We have chosen to refer to the underlying concept that influences the success of technology integration in the classroom as agentive valuation. There are other terms in the literature that closely parallel this concept, and some very familiar ones that we will include in our discussion, but phrasing it in terms of agentive valuation allows us to see how key factors like goal orientation, risk tolerance, self- and social-efficacy, and instrumental value all fit together as manifestations of the basic properties and propensities of human beings; agency and valuational behavior.

As research in educational psychology in the 20th century began to move beyond the controllable stimulus and response observations of B.F. Skinner, psychologists began to explore what was going on within the individual mind of the learner and the new approaches of cognitivism, constructivism and social cognitivism took the standpoint that learners are agents in their own right, driven by more than simply external stimuli (Bandura, 1986).

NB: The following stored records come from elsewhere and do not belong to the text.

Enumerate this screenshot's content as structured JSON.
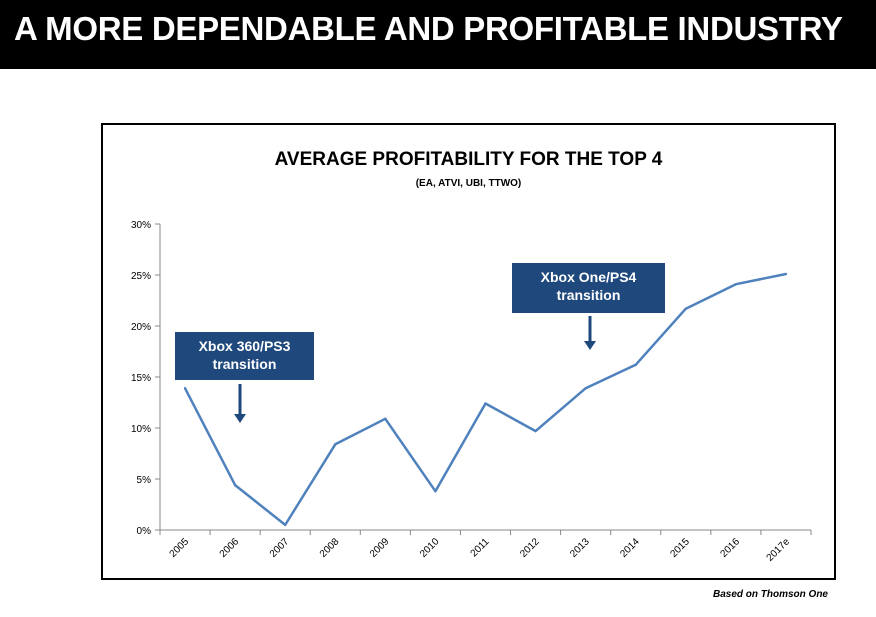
{
  "slide": {
    "title": "A MORE DEPENDABLE AND PROFITABLE INDUSTRY",
    "source_note": "Based on Thomson One"
  },
  "chart_data": {
    "type": "line",
    "title": "AVERAGE PROFITABILITY FOR THE TOP 4",
    "subtitle": "(EA, ATVI, UBI, TTWO)",
    "xlabel": "",
    "ylabel": "",
    "categories": [
      "2005",
      "2006",
      "2007",
      "2008",
      "2009",
      "2010",
      "2011",
      "2012",
      "2013",
      "2014",
      "2015",
      "2016",
      "2017e"
    ],
    "series": [
      {
        "values": [
          13.9,
          4.4,
          0.5,
          8.4,
          10.9,
          3.8,
          12.4,
          9.7,
          13.9,
          16.2,
          21.7,
          24.1,
          25.1
        ]
      }
    ],
    "ylim": [
      0,
      30
    ],
    "yticks": [
      0,
      5,
      10,
      15,
      20,
      25,
      30
    ],
    "ytick_labels": [
      "0%",
      "5%",
      "10%",
      "15%",
      "20%",
      "25%",
      "30%"
    ],
    "grid": false,
    "line_color": "#4f81bd",
    "annotations": [
      {
        "lines": [
          "Xbox 360/PS3",
          "transition"
        ],
        "color": "#1f497d"
      },
      {
        "lines": [
          "Xbox One/PS4",
          "transition"
        ],
        "color": "#1f497d"
      }
    ]
  }
}
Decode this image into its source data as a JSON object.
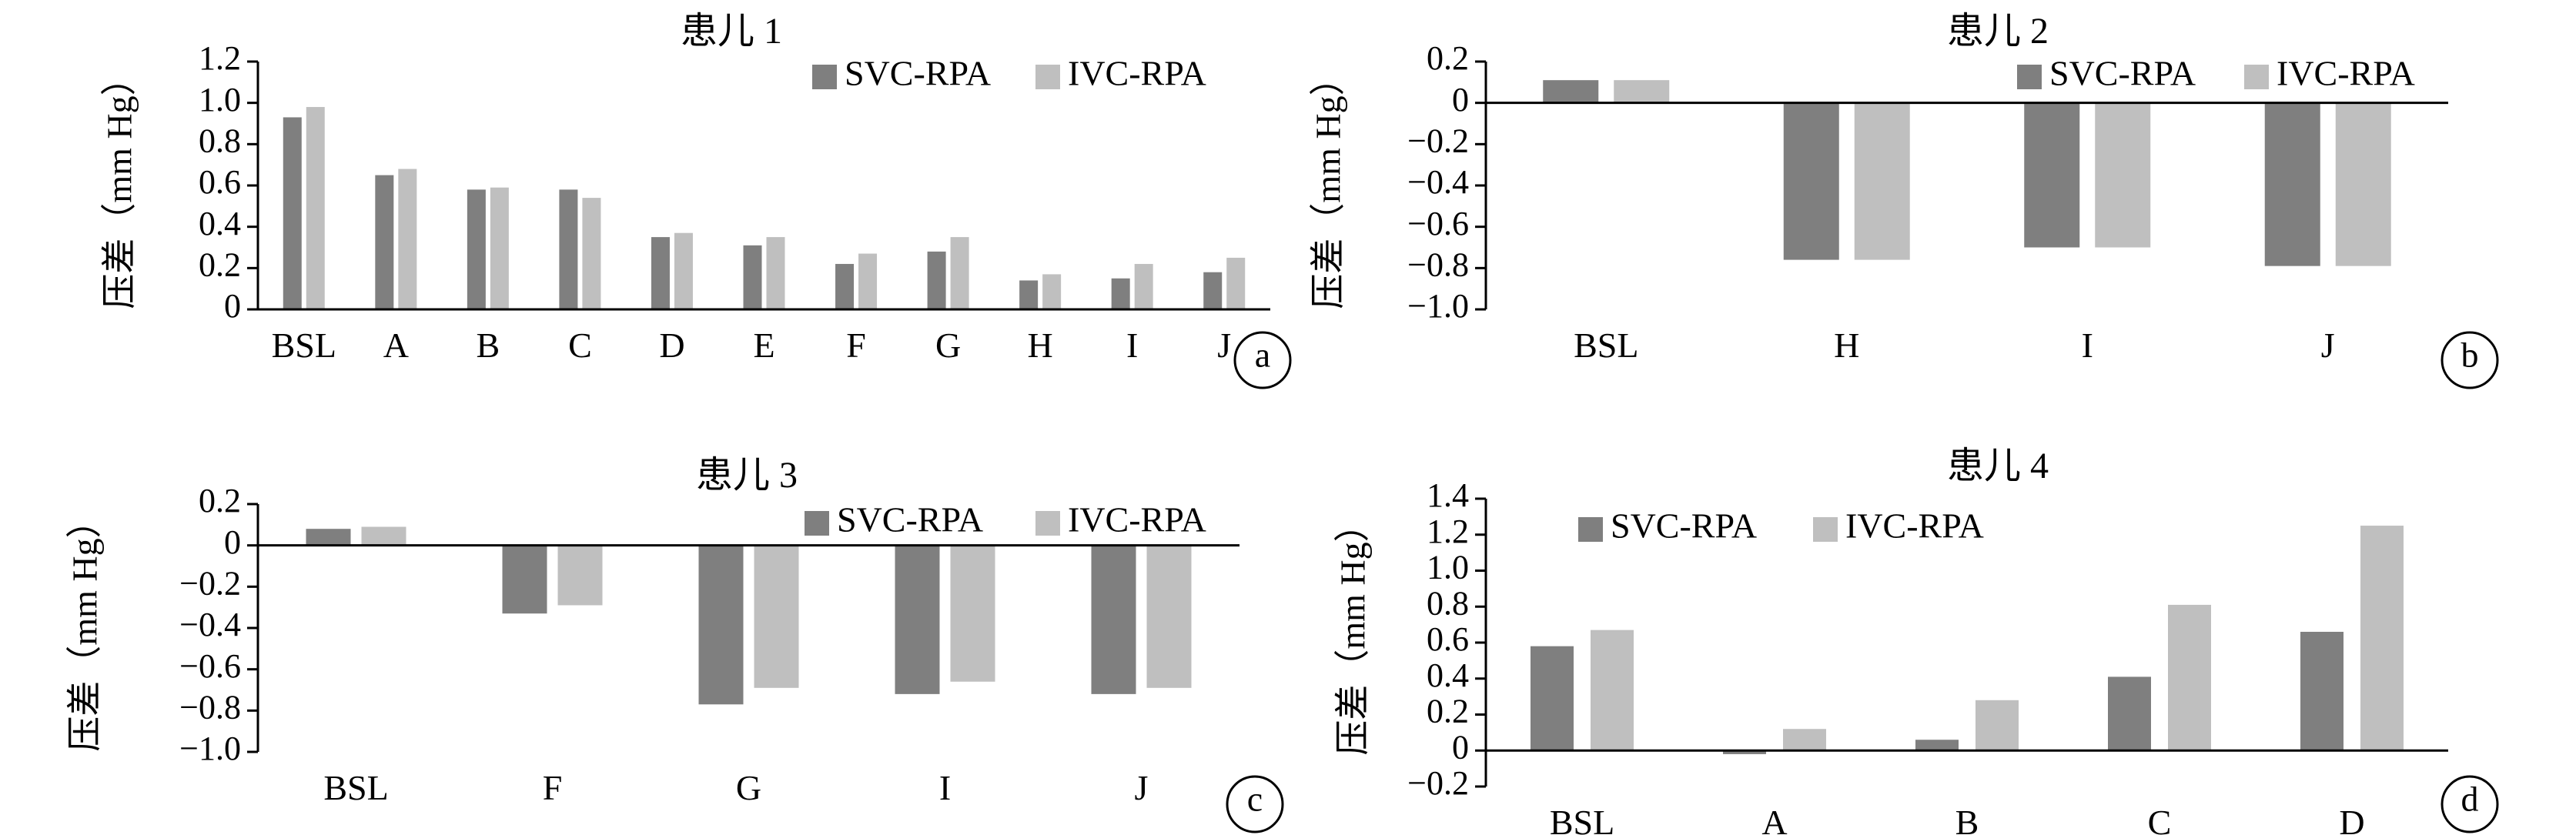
{
  "colors": {
    "svc": "#7f7f7f",
    "ivc": "#bfbfbf",
    "axis": "#000000"
  },
  "chart_data": [
    {
      "type": "bar",
      "title": "患儿 1",
      "ylabel": "压差（mm Hg）",
      "panel_label": "a",
      "categories": [
        "BSL",
        "A",
        "B",
        "C",
        "D",
        "E",
        "F",
        "G",
        "H",
        "I",
        "J"
      ],
      "series": [
        {
          "name": "SVC-RPA",
          "values": [
            0.93,
            0.65,
            0.58,
            0.58,
            0.35,
            0.31,
            0.22,
            0.28,
            0.14,
            0.15,
            0.18
          ]
        },
        {
          "name": "IVC-RPA",
          "values": [
            0.98,
            0.68,
            0.59,
            0.54,
            0.37,
            0.35,
            0.27,
            0.35,
            0.17,
            0.22,
            0.25
          ]
        }
      ],
      "ylim": [
        0,
        1.2
      ],
      "yticks": [
        "1.2",
        "1.0",
        "0.8",
        "0.6",
        "0.4",
        "0.2",
        "0"
      ],
      "ytick_values": [
        1.2,
        1.0,
        0.8,
        0.6,
        0.4,
        0.2,
        0
      ],
      "legend": "top-right"
    },
    {
      "type": "bar",
      "title": "患儿 2",
      "ylabel": "压差（mm Hg）",
      "panel_label": "b",
      "categories": [
        "BSL",
        "H",
        "I",
        "J"
      ],
      "series": [
        {
          "name": "SVC-RPA",
          "values": [
            0.11,
            -0.76,
            -0.7,
            -0.79
          ]
        },
        {
          "name": "IVC-RPA",
          "values": [
            0.11,
            -0.76,
            -0.7,
            -0.79
          ]
        }
      ],
      "ylim": [
        -1.0,
        0.2
      ],
      "yticks": [
        "0.2",
        "0",
        "−0.2",
        "−0.4",
        "−0.6",
        "−0.8",
        "−1.0"
      ],
      "ytick_values": [
        0.2,
        0,
        -0.2,
        -0.4,
        -0.6,
        -0.8,
        -1.0
      ],
      "legend": "top-right"
    },
    {
      "type": "bar",
      "title": "患儿 3",
      "ylabel": "压差（mm Hg）",
      "panel_label": "c",
      "categories": [
        "BSL",
        "F",
        "G",
        "I",
        "J"
      ],
      "series": [
        {
          "name": "SVC-RPA",
          "values": [
            0.08,
            -0.33,
            -0.77,
            -0.72,
            -0.72
          ]
        },
        {
          "name": "IVC-RPA",
          "values": [
            0.09,
            -0.29,
            -0.69,
            -0.66,
            -0.69
          ]
        }
      ],
      "ylim": [
        -1.0,
        0.2
      ],
      "yticks": [
        "0.2",
        "0",
        "−0.2",
        "−0.4",
        "−0.6",
        "−0.8",
        "−1.0"
      ],
      "ytick_values": [
        0.2,
        0,
        -0.2,
        -0.4,
        -0.6,
        -0.8,
        -1.0
      ],
      "legend": "top-right"
    },
    {
      "type": "bar",
      "title": "患儿 4",
      "ylabel": "压差（mm Hg）",
      "panel_label": "d",
      "categories": [
        "BSL",
        "A",
        "B",
        "C",
        "D"
      ],
      "series": [
        {
          "name": "SVC-RPA",
          "values": [
            0.58,
            -0.02,
            0.06,
            0.41,
            0.66
          ]
        },
        {
          "name": "IVC-RPA",
          "values": [
            0.67,
            0.12,
            0.28,
            0.81,
            1.25
          ]
        }
      ],
      "ylim": [
        -0.2,
        1.4
      ],
      "yticks": [
        "1.4",
        "1.2",
        "1.0",
        "0.8",
        "0.6",
        "0.4",
        "0.2",
        "0",
        "−0.2"
      ],
      "ytick_values": [
        1.4,
        1.2,
        1.0,
        0.8,
        0.6,
        0.4,
        0.2,
        0,
        -0.2
      ],
      "legend": "top-left"
    }
  ]
}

Bronfenbrenner (1995) proposes as “the first defining property of the bioecological paradigm; namely, … a conception of the human organism as an active agent in, and on, its environment” (Bronfenbrenner, et al., 1995). But even apart from these overarching arguments of big-name therorists, researchers in individual studies in recent years have been defining concepts and operationalizing factors that are actually facets of agentive behavior, though they may not be labeled explicitly as such.

Two widely explored phenomena in educational technology literature and beyond are goal-orientation and risk tolerance. These two factored prominently into the previously-discussed research into why certain teachers may or may not implement technology in the classroom, external constraints being controlled for (Baldwin, 1998; Baylor & Ritchie, 2002; Becker & Ravitz, 1999; Davies, et al., 2008; Diehl, 2005; Dusick, 1998; Ertmer, 1999; Ertmer, et al., 2001; Harrington, 2008; Nicolle, 2005; Orlando, 2005; Sandholtz, et al., 1996; Wagner, 2001; Zhao & Cziko, 2001). But why can we assert that goal orientation and risk tolerance, complex issues on their own, are actually manifestations of agency?

Any choice made by a sentient organism, and we face countless choices on a daily basis, is a process of decision-making weighed in the context of pre-existing goals and previous experience. While goals in the ecological metaphor may be fairly straightforward (the drive to stay alive, the urge to eat and pass on genes), higher levels of sentiency create more complex goals. Human beings operate under a hierarchy of needs to be met, the highest of which are psychological rather than dealing with mere physical survival (Maslow, 1943). These higher-level needs are highly personal and contextual and require something greater than mere instinct to evaluate and execute them; this capacity is agency.

When there are multiple goals and any sort of hierarchy of importance, there is then a necessity to prioritize, to favor certain goals over others. (The process of deciding which goals to prioritize is the process of valuation, which we will address shortly.) These competing implicit goals generate risk. Zhao & Cziko relate the human process of evaluating competing goals and risks and weighing them against perceived outcomes to Perceptual Control Theory, the same principle underlying mechanical devices like the cruise control system on a car (Zhao & Cziko, 2001). In this light, risk tolerance, which is usually addressed in the literature as either a personality trait or a learned behavior or both (Baldwin, 1998; Wagner, 2001), is seen as a measure of the disparity among values placed on competing implicit goals.